First, we will explain why an evacuation pump is necessary inside the vacuum vessel. In the LHD, in order to efficiently collect impurities and hydrogen gas that did not become plasma we have placed a device called a divertor in the vacuum vessel. However, the hydrogen gas particles that were collected return to a plasma before too long. This is called particle recycling. By lowering the particle recycling (that is, reducing the number of particles that return to being a plasma from the divertor) we have learned that plasma performance improves, and that it becomes easier to control plasma density. In order to reduce particle recycling, we must effectively evacuate the hydrogen particles that have accumulated on the divertor. And in order to achieve high efficiency evacuation, it is necessary to install a high-performance evacuation pump on the divertor in the vacuum vessel.

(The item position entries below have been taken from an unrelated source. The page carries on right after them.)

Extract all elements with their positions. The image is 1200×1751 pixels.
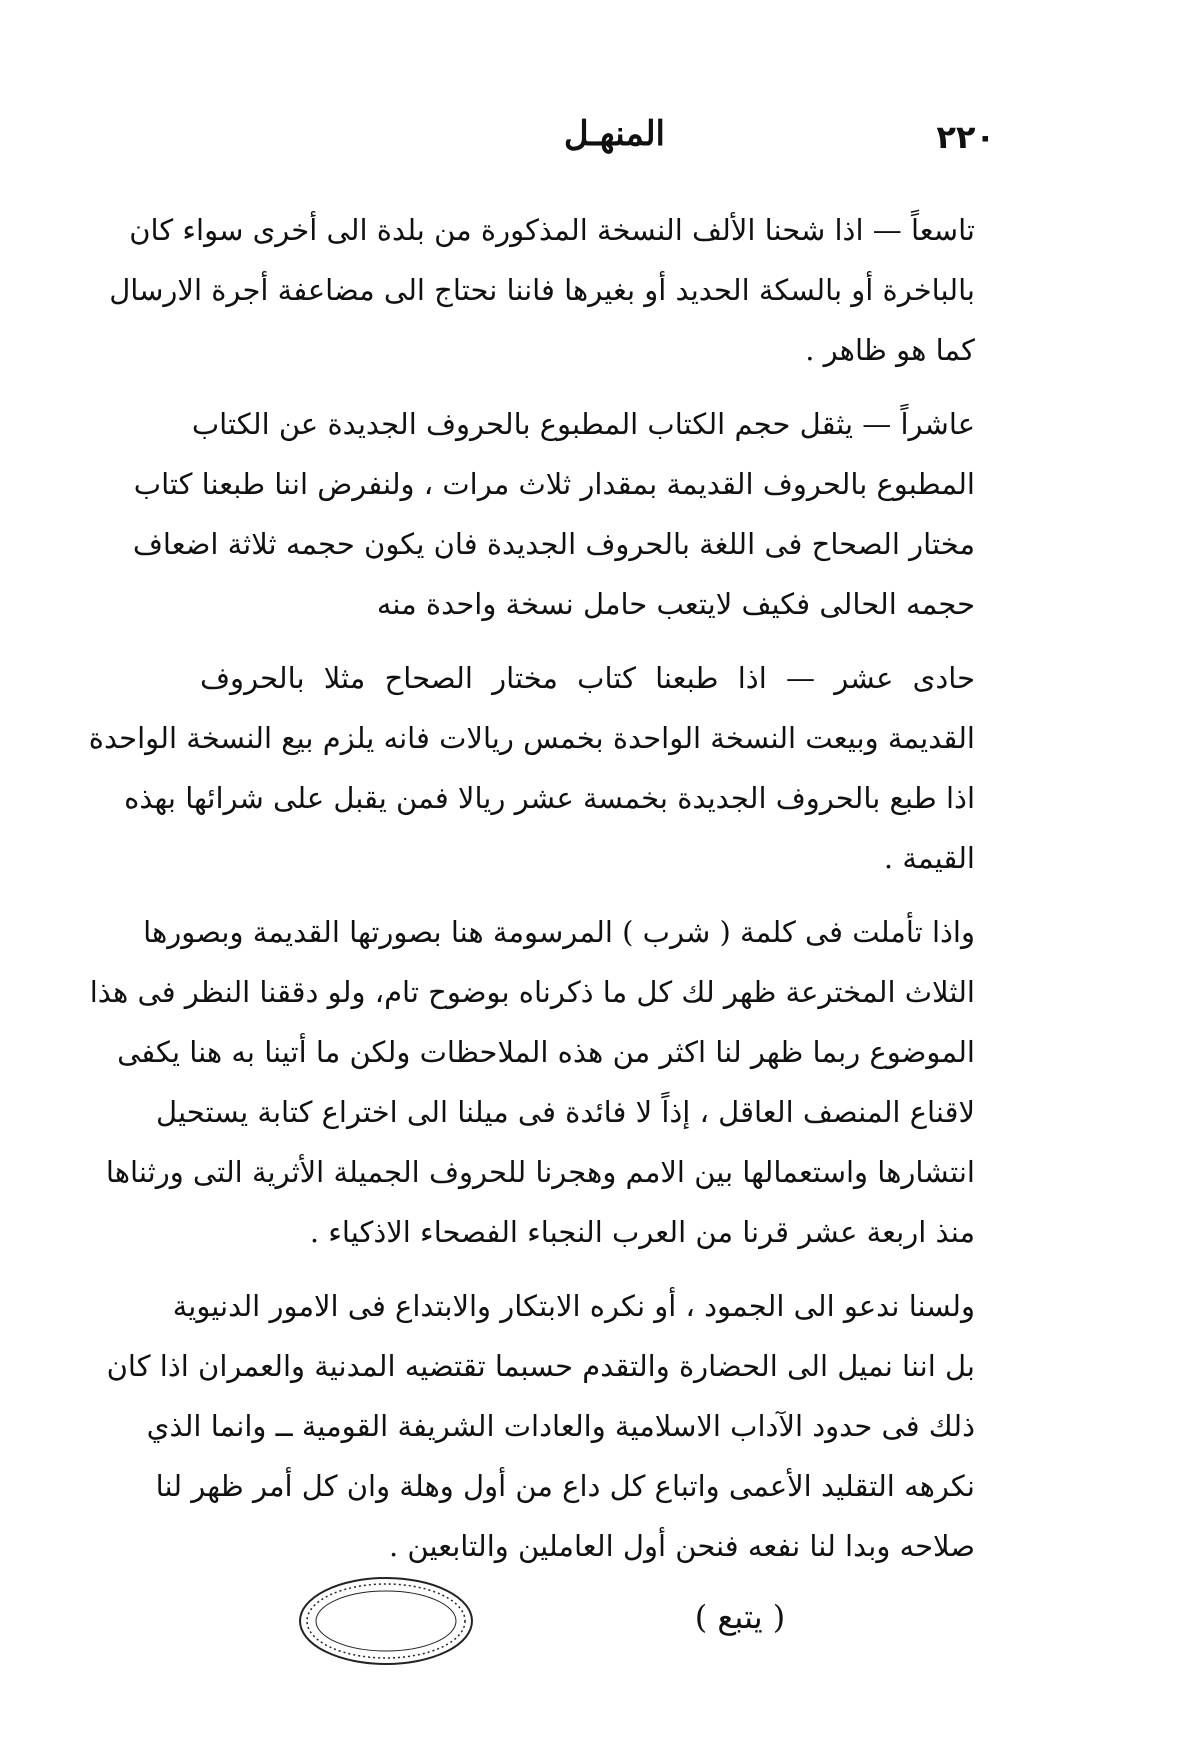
paragraph-conclusion bbox=[106, 1276, 975, 1576]
stamp-text bbox=[297, 1575, 475, 1667]
text-line: عاشراً — يثقل حجم الكتاب المطبوع بالحروف الجديدة عن الكتاب bbox=[191, 407, 975, 441]
text-line: صلاحه وبدا لنا نفعه فنحن أول العاملين والتابعين . bbox=[388, 1529, 975, 1563]
text-line: لاقناع المنصف العاقل ، إذاً لا فائدة فى ميلنا الى اختراع كتابة يستحيل bbox=[156, 1095, 975, 1129]
text-line: القيمة . bbox=[883, 841, 975, 875]
text-line: الموضوع ربما ظهر لنا اكثر من هذه الملاحظات ولكن ما أتينا به هنا يكفى bbox=[117, 1035, 975, 1069]
text-line: بالباخرة أو بالسكة الحديد أو بغيرها فاننا نحتاج الى مضاعفة أجرة الارسال bbox=[109, 273, 975, 307]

Thus, at NIFS we have developed a high-performance cryo-adsorption pump that can be attached to the divertor. In the LHD, the divertor is attached between the plasma of the doughnut configuration and the vacuum vessel wall. On the inner-radius side of the doughnut is attached the cryo-adsorption pump. From before the beginning of the 19th cycle of plasma experiments (February 8, 2017-August 3, 2017), when we tested the evacuation efficiency of the cryo-adsorption pump by introducing hydrogen gas in the LHD, compared to the 18th Experimental Cycle we achieved a pumping speed of approximately seven times higher. That speed is a value that approaches the pumping speed of the LHD’s vacuum pump. Further, the pumping capacity was approximately fifteen times greater. This capacity is equal to 20,000 deuterium pellets. (A pellet is a small grain of ice. In the LHD, the pellet is used as one means of providing fuel.) This is approximately twenty days of use in the LHD’s high-density plasma experiments. In this way, we confirmed the value at which pumping speed and pumping capacity will contribute to plasma improvement.
In the 19th Experimental Cycle, we conducted plasma experiments using the improved cryo-adsorption pump. As preliminary results, under the same fueling conditions as heretofore, we have observed that plasma density decreases due to the cryo-adsorption pump, and that when halting the fuel supply the speed at which plasma density decreases increases. This result is due to the high-performance evacuation effect of the cryo-adsorption pump installed to the divertor. And this indicates that we have achieved the so-called “low recycling condition” in which the number of particles that return to the plasma is few. Thus, we may conjecture that this contributes to the improvement of the plasma performance. In the future, we plan to investigate in further detail regarding the cryo-adsorption pump’s influence upon plasma confinement and the controllability of plasma density
Image 1: Results of evacuation tests in LHD. A square in the case of without a high-performance cryo-adsorption pump (18th Experimental Cycle), and a circle in the case of high-performance cryo-adsorption pump installed to the divertor (19th Experimental Cycle). According to the high-performance cryo-adsorption pump, pumping speed increased by approximately seven times.
Image 2: The density dependence of effective particle confinement time as obtained during the 19th Experimental Cycle. When the effective particle confinement time is short, this means that the speed of the plasma-density-decrease after halting the supply of fuel is fast. The circles indicate that the cryo-adsorption pump is present, the squares indicate that the cryo-adsorption pump is not present.